In Farnham v. International Manufacturing Solutions, ARB No. 07-095, ALJ No. 2006-SOX-111 (ARB Feb. 6, 2009), the company sued the whistleblower for interference in its loans, slander and infliction of emotional distress. The ARB wrote that Keith Farnham, " has failed to establish how [the] filing [of the] civil suit against [him]... injured him in any way in relation to 'the terms and condition of his employment.'" All those bosses angry at their whistleblowers just need to learn not to fire them -- just sue them instead and you will be off the hook for retaliating.  The ARB's decision does not even mention the U.S. Supreme Court decision of Burlington Northern & Santa Fe Railway Co. v. White, 548 U.S. 53 (2006).  There, the high court made clear that courts must accept retaliation cases for any materially adverse action.  That is the only way to encourage employees to come forward with information in the public interest.  That this ARB would seek to narrow the scope of actionable adverse actions shows a desire to do less work for whistleblowers.  That desire is the opposite of the purpose of the DOL's whole whistleblower program.

In LeRoy v. Keystone Helicopter, Inc., ARB No. 07-056, ALJ Nos. 2006-AIR-3 and 24 (ARB Mar. 31, 2009), the ARB dismissed Danny LeRoy's AIR 21 case because he could not prove that the particular helicopter he was working on was used for passenger transportation.  This decision overlooks how the company as a whole is covered by AIR 21 as a "contractor" to an air carrier. See 49 U.S.C. § 42121(a). Now, the ARB does not want to protect us from falling helicopters unless the whistleblower can prove not only that he or she is fired on account of raising a safety concern, but also that this particular safety concern was for a specific aircraft that the whistleblower can prove was used to carry passengers.  This is not a requirement in the statute, but rather another effort by the ARB to limit the number cases for which it must award protection for whistleblowers.
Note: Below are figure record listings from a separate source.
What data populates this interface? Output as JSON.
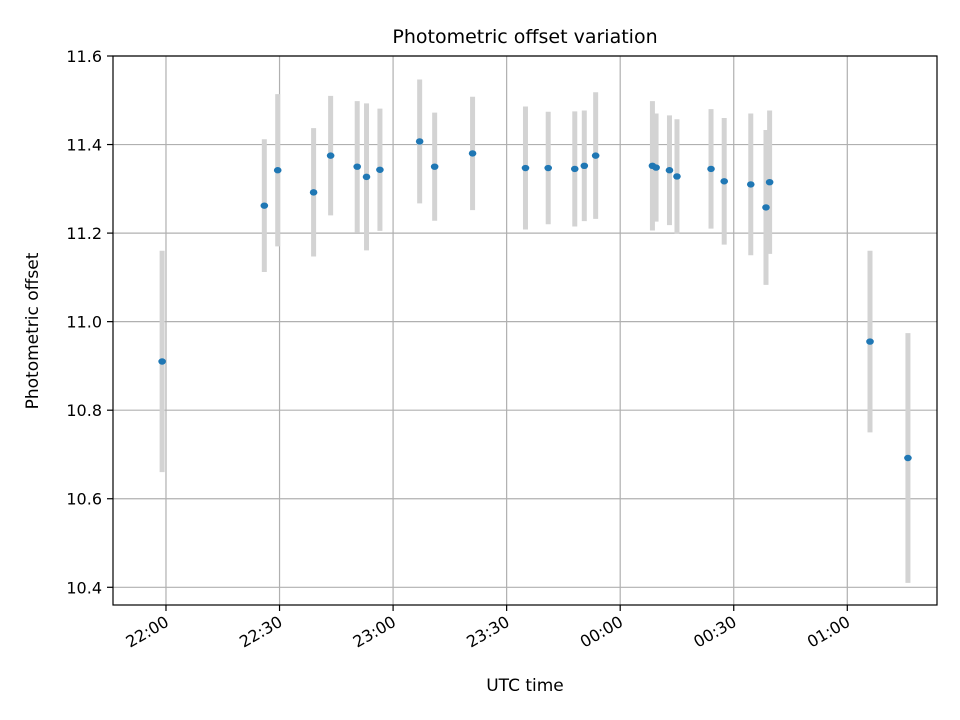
{
  "chart_data": {
    "type": "scatter",
    "title": "Photometric offset variation",
    "xlabel": "UTC time",
    "ylabel": "Photometric offset",
    "x_unit": "UTC time (hours; values above 24 are after midnight, next day)",
    "xlim": [
      21.7667,
      25.395
    ],
    "ylim": [
      10.36,
      11.6
    ],
    "grid": true,
    "marker_color": "#1f77b4",
    "errorbar_color": "#d3d3d3",
    "x_ticks": [
      {
        "value": 22.0,
        "label": "22:00"
      },
      {
        "value": 22.5,
        "label": "22:30"
      },
      {
        "value": 23.0,
        "label": "23:00"
      },
      {
        "value": 23.5,
        "label": "23:30"
      },
      {
        "value": 24.0,
        "label": "00:00"
      },
      {
        "value": 24.5,
        "label": "00:30"
      },
      {
        "value": 25.0,
        "label": "01:00"
      }
    ],
    "y_ticks": [
      {
        "value": 10.4,
        "label": "10.4"
      },
      {
        "value": 10.6,
        "label": "10.6"
      },
      {
        "value": 10.8,
        "label": "10.8"
      },
      {
        "value": 11.0,
        "label": "11.0"
      },
      {
        "value": 11.2,
        "label": "11.2"
      },
      {
        "value": 11.4,
        "label": "11.4"
      },
      {
        "value": 11.6,
        "label": "11.6"
      }
    ],
    "points": [
      {
        "x": 21.983,
        "y": 10.91,
        "err": 0.25
      },
      {
        "x": 22.433,
        "y": 11.262,
        "err": 0.15
      },
      {
        "x": 22.492,
        "y": 11.342,
        "err": 0.172
      },
      {
        "x": 22.65,
        "y": 11.292,
        "err": 0.145
      },
      {
        "x": 22.725,
        "y": 11.375,
        "err": 0.135
      },
      {
        "x": 22.842,
        "y": 11.35,
        "err": 0.148
      },
      {
        "x": 22.883,
        "y": 11.327,
        "err": 0.166
      },
      {
        "x": 22.942,
        "y": 11.343,
        "err": 0.138
      },
      {
        "x": 23.117,
        "y": 11.407,
        "err": 0.14
      },
      {
        "x": 23.183,
        "y": 11.35,
        "err": 0.122
      },
      {
        "x": 23.35,
        "y": 11.38,
        "err": 0.128
      },
      {
        "x": 23.583,
        "y": 11.347,
        "err": 0.139
      },
      {
        "x": 23.683,
        "y": 11.347,
        "err": 0.127
      },
      {
        "x": 23.8,
        "y": 11.345,
        "err": 0.13
      },
      {
        "x": 23.842,
        "y": 11.352,
        "err": 0.125
      },
      {
        "x": 23.892,
        "y": 11.375,
        "err": 0.143
      },
      {
        "x": 24.142,
        "y": 11.352,
        "err": 0.146
      },
      {
        "x": 24.158,
        "y": 11.348,
        "err": 0.122
      },
      {
        "x": 24.217,
        "y": 11.342,
        "err": 0.124
      },
      {
        "x": 24.25,
        "y": 11.328,
        "err": 0.129
      },
      {
        "x": 24.4,
        "y": 11.345,
        "err": 0.135
      },
      {
        "x": 24.458,
        "y": 11.317,
        "err": 0.143
      },
      {
        "x": 24.575,
        "y": 11.31,
        "err": 0.16
      },
      {
        "x": 24.642,
        "y": 11.258,
        "err": 0.175
      },
      {
        "x": 24.658,
        "y": 11.315,
        "err": 0.162
      },
      {
        "x": 25.1,
        "y": 10.955,
        "err": 0.205
      },
      {
        "x": 25.267,
        "y": 10.692,
        "err": 0.282
      }
    ]
  }
}
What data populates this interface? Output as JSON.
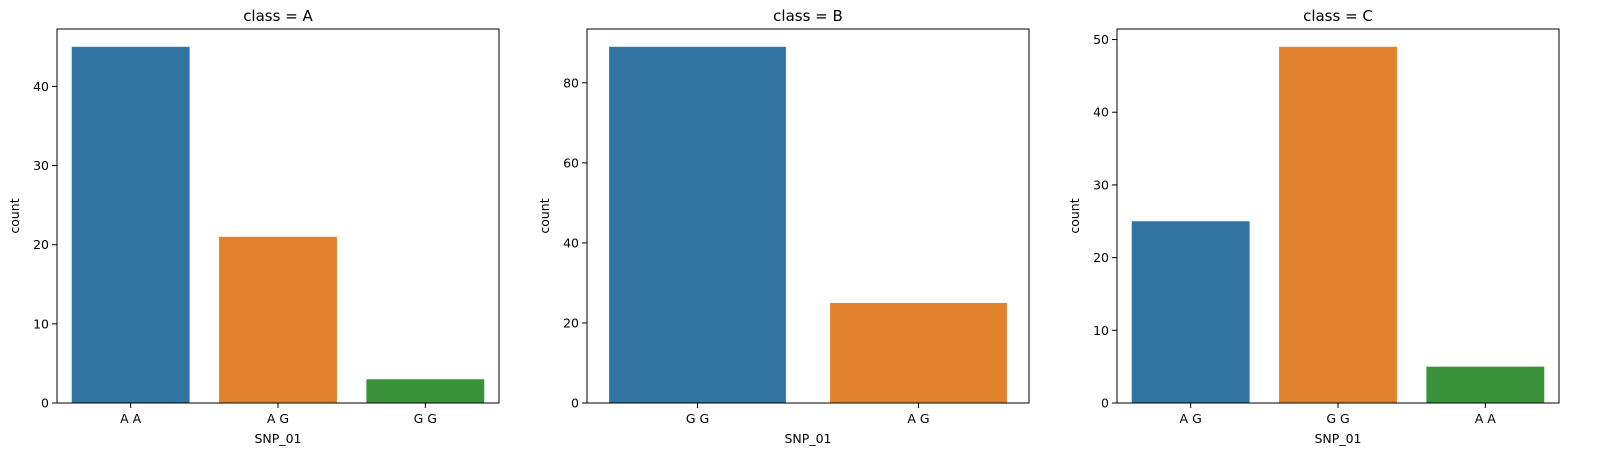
{
  "chart_data": [
    {
      "type": "bar",
      "title": "class = A",
      "xlabel": "SNP_01",
      "ylabel": "count",
      "categories": [
        "A A",
        "A G",
        "G G"
      ],
      "values": [
        45,
        21,
        3
      ],
      "colors": [
        "#3274a1",
        "#e1812c",
        "#3a923a"
      ],
      "ylim": [
        0,
        47.25
      ],
      "yticks": [
        0,
        10,
        20,
        30,
        40
      ],
      "grid": false
    },
    {
      "type": "bar",
      "title": "class = B",
      "xlabel": "SNP_01",
      "ylabel": "count",
      "categories": [
        "G G",
        "A G"
      ],
      "values": [
        89,
        25
      ],
      "colors": [
        "#3274a1",
        "#e1812c"
      ],
      "ylim": [
        0,
        93.45
      ],
      "yticks": [
        0,
        20,
        40,
        60,
        80
      ],
      "grid": false
    },
    {
      "type": "bar",
      "title": "class = C",
      "xlabel": "SNP_01",
      "ylabel": "count",
      "categories": [
        "A G",
        "G G",
        "A A"
      ],
      "values": [
        25,
        49,
        5
      ],
      "colors": [
        "#3274a1",
        "#e1812c",
        "#3a923a"
      ],
      "ylim": [
        0,
        51.45
      ],
      "yticks": [
        0,
        10,
        20,
        30,
        40,
        50
      ],
      "grid": false
    }
  ]
}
In Collins v. Village of Lynchburg, Ohio, ARB No. 07-079, ALJ No. 2006-SDW-3 (ARB Mar. 30, 2009), the ARB wipes out the Department's ability to award exemplary damages against municipalities. To do this, the ARB misreads the Supreme Court's opinion in Newport v. Fact Concerts, Inc., 453 U.S. 247, 270-271 (1981) (holding that in action brought under 42 U.S.C.A. § 1983, municipalities are immune from punitive damages). The ARB didn't notice how 42 U.S.C.A. § 1983 fails to state explicitly that punitive damages can be awarded.  The Supreme Court held that it would not imply such a remedy against government units.  However, the Safe Drinking Water Act (SDWA) DOES explicitly provide for exemplary damages.  As such, the logic of Newport has no application to SDWA claims. Also, did the ARB forget that practically all employers in SDWA cases would be municipalities?  Who else runs public drinking water systems?  Of course Congress knew that its provision of exemplary damages would apply to municipalities.

Together, these decisions show that we are burdened with an old ARB that is just not with the program of protecting whistleblowers and the public.  It is time for a change.